San Jose Police Union Responds To City COVID-19 Mandate With Warning Against Stricter Rules

SAN JOSE — With COVID-19 vaccination rates going from sluggish to vastly improved among San Jose police officers — as some skepticism lingers about vaccine integrity — their union has written a proposal to limit the city’s vaccine and testing mandate, and head off potential firings resulting from noncompliance.

A strong subtext of the proposal is the San Jose Police Officers’ Association is trying to stall the city’s second, much stricter phase of the mandate that would threaten termination to those employees who don’t get vaccinated and lack an approved exemption. Union officials fear dozens of officers could resign or get fired under this planned second phase of the mandate.

The union, citing its meet-and-confer rights, has proposed a plan to reconcile the police department’s approximately 1,150 sworn officers with a city mandate for vaccination or weekly testing for municipal employees.  Most of the proposal outlines accommodations related to vaccination and testing, including provisions for medical or religious exemptions.

Language in the POA proposal specifically cites how similar vaccinate-or-test plans are already in place for the federal and state government, and references this week’s full FDA approval of the Pfizer-BioNTech vaccine as an incentive for officers to get inoculated, especially with the highly infectious delta variant of the virus spreading throughout the country.

“This proposal really does strike a balance in maintaining safety and preventing the spread of the virus,” union President Sean Pritchard said. “We have and continue to encourage our members to get vaccinated. However, we also respect an individual’s decision on something that impacts them and their families.”

The current incarnation of the city’s employee mandate dictates that noncompliance can result in being placed on unpaid leave. But the union is also responding to a proposed plan by the city to institute an even stricter standard requiring vaccinations outright, and limiting the weekly-testing alternative only to those eligible for a vaccine exemption.

Noncompliance to that later requirement would result in termination. Pritchard warned that the city moving ahead to the second phase of the mandate could lead to the loss of as many as 100 officers and “will absolutely decimate this department.”

The city has general plans to move to the stricter phase at the end of September, with latitude to reconsider if city officials determined it would have significant negative impacts on city services.

City spokesperson Carolina Camarena said Wednesday that the city is now reviewing the POA proposal to determine how it might affect the city’s plans.

“We just received it, so we’ll take a look at it and reevaluate if necessary,” she said.

Officers’ vaccination adherence has sharply increased after being initially lackluster, with the police department reporting that 86% of sworn staff has gotten at least one vaccine dose. That represents a jump from the 50% to 55% estimate reported earlier in the summer.

The estimated fully vaccinated rate for the overall Santa Clara County population is just above 80%.

According to a source well connected to SJPD, there are at least 200 officers who still have not gotten vaccinated, or whose vaccination status is unknown. The source said some of the vaccine opposition is rooted in assertions of personal liberties, but that some officers are openly subscribing to conspiracy theories and debunked misinformation about the vaccines, including the idea that the shots are purported vehicles for government-issued tracking microchips.

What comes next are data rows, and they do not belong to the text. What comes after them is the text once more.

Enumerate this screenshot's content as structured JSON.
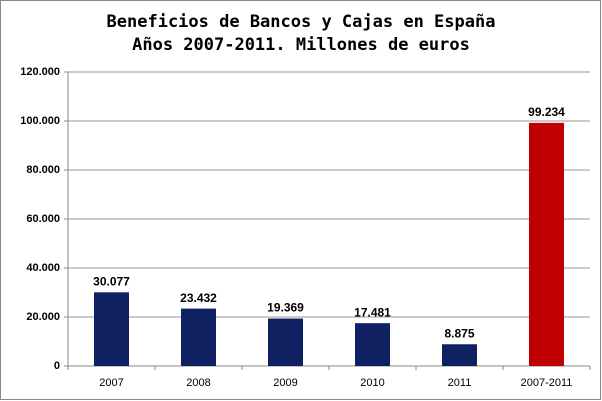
{
  "chart_data": {
    "type": "bar",
    "title": "Beneficios de Bancos y Cajas en España",
    "subtitle": "Años 2007-2011. Millones de euros",
    "categories": [
      "2007",
      "2008",
      "2009",
      "2010",
      "2011",
      "2007-2011"
    ],
    "values": [
      30077,
      23432,
      19369,
      17481,
      8875,
      99234
    ],
    "value_labels": [
      "30.077",
      "23.432",
      "19.369",
      "17.481",
      "8.875",
      "99.234"
    ],
    "colors": [
      "#0f2160",
      "#0f2160",
      "#0f2160",
      "#0f2160",
      "#0f2160",
      "#c00000"
    ],
    "ylim": [
      0,
      120000
    ],
    "yticks": [
      0,
      {
        "value": 20000,
        "label": "20.000"
      },
      {
        "value": 40000,
        "label": "40.000"
      },
      {
        "value": 60000,
        "label": "60.000"
      },
      {
        "value": 80000,
        "label": "80.000"
      },
      {
        "value": 100000,
        "label": "100.000"
      },
      {
        "value": 120000,
        "label": "120.000"
      }
    ],
    "grid": true
  }
}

The risk for officers and who they contact is especially pronounced given the public-facing nature of their jobs. For instance, as recently as Tuesday, San Jose police officers were tasked with clearing out the city council chambers of unmasked people protesting the mayor and council’s plan to require proof for vaccination for entry to large city-owned event venues including the SAP Center and several theaters, museums and the main convention center downtown.

“The overwhelming message from our employee leaders is to require vaccination to protect the health of all of our city employees,” Mayor Sam Liccardo said earlier this month regarding the city employee mandate. “And we also have an obligation to our larger community and as long as city employees will be interacting with our community, we must ensure they can do so safely.”